According to the U.S. Department of Agriculture (USDA), the 2020 U.S. rice harvest totaled 11.6 million metric tons. The majority of this crop comes from six states – Arkansas, California, Louisiana, Mississippi, Missouri and Texas – with about 24% from Louisiana alone.
Because the Louisiana harvest takes place primarily over two months, it places a huge demand on the area’s processing capacity. Any delay in moving the processed rice to market can result in severe cash flow problems for growers.
To deal with this peak demand, Kennedy Rice, one of the largest growers in Louisiana, constructed a new rice processing facility to convert freshly harvested and dried grain, known as rough rice, into polished white rice ready for sale to customers.
Opened in 2012 with the capacity to process up to 136,000 metric tons of rough rice/year, the facility took about two years to build and cost over $10 million.
The Kennedy Rice mill fills orders as they are received rather than stockpiling polished white rice in a warehouse. Ninety-five percent of the finished product is shipped in bulk by rail or barge, but a growing amount of it is packaged in 2,000-pound bulk bags which the company fills using a Twin-Centerpost™ bulk bag filler from Flexicon Corp.
Bulk bags filled in response to orders
“We usually try to complete bulk bag orders two to three days in advance," says Marley Oldham, plant manager. "The bulk bag filler is located in the warehouse, so filled bags do not need to be moved until they are ready to be shipped,”
“Since we only recently began offering polished white rice in bulk bags, they account for a small percentage of our total production,” explains Oldham. “We expect demand to increase significantly, however, and our bulk bag filler is designed to meet our future requirements.”
The polished white rice to be packaged in bulk bags is aspirated to remove dust particles before being fed into an 80-inch-high, 82-cubic-foot capacity hopper mounted above the bulk bag filler. The rice flows from the hopper through a dome valve and 10-inch-diameter flexible downspouting into the bulk bag suspended above the deck of the Twin-Centerpost™ Bulk Bag Filler.
Bulk bag filler designed for automatic operation
Plant air inflates the 50-inch-high bag for filling while an inflatable collar on the fill head holds and seals the bag spout.

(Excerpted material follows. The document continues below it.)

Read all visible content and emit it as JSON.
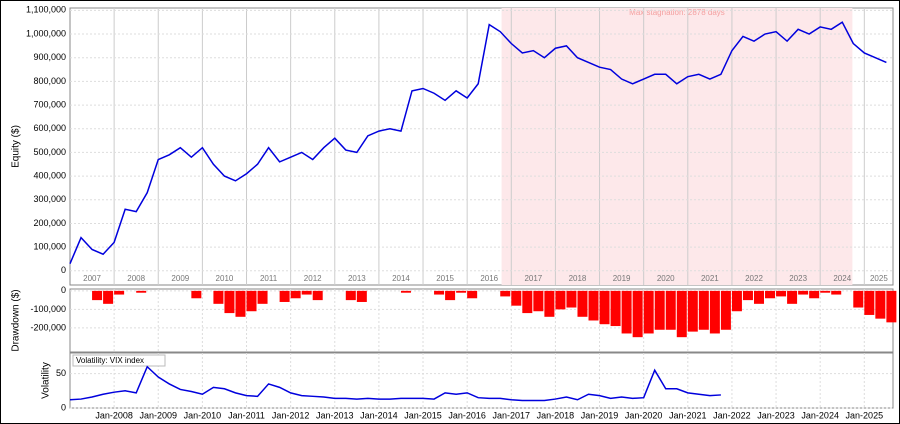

A filtered air vent at the fill head assures dust-free delivery of material to the bulk bag while providing a simple way to allow displaced air to exit the bag.
Except for manually connecting the bag spout to the inflatable collar, the process is automated by a programmable logic controller (PLC). Load cells beneath the pallet deck send signals to the PLC, which automatically stops the flow of rice by closing the dome valve when the bag reaches its target weight.
The operator only needs to pull the bag spout off the inflatable collar and tie it closed. The filled bag and pallet are removed by forklift.
“Connecting, filling and disconnecting a bag takes only about three minutes altogether,” says Oldham.
“This new facility has created over 20 permanent local jobs,” says Elton Kennedy, who along with his daughter, Meryl, oversaw design and construction of the mill. “It also gives regional producers another outlet for their rice crops with lower transportation costs and a faster return on their investment."
Inside the Mill: The Rice Polishing Process
Freshly harvested rice, known as paddy rice, is dried and shipped with hulls and bran intact to the Kennedy rice mill. This rough rice is temporarily staged in receiving tanks from which samples are taken and sent to the lab where they are graded for quality and checked for insect infestation and other contaminants. Once the rice has been catalogued by lab analysis, it is cleaned to remove insect shells, sticks, stones, mud, metals and other debris.
Milling removes the husk and bran layers, leaving the edible white rice kernel, free of impurities. “Sheller” machines first remove the hull, leaving “brown rice” in which bran layers still surround the kernel. Then milling machines rub the grains together under pressure, revealing white, or “polished,” rice, which is sorted into three different sizes.
Rice comprised of the largest kernels is called Head Rice, while rice containing the second largest kernels is called Second Head. Rice containing the smallest size kernels is called Brewers Rice because, historically, it went into brewing alcoholic beverages. After being sorted by size, the rice is then sorted by color to remove grains with insect damage, stains and other imperfections.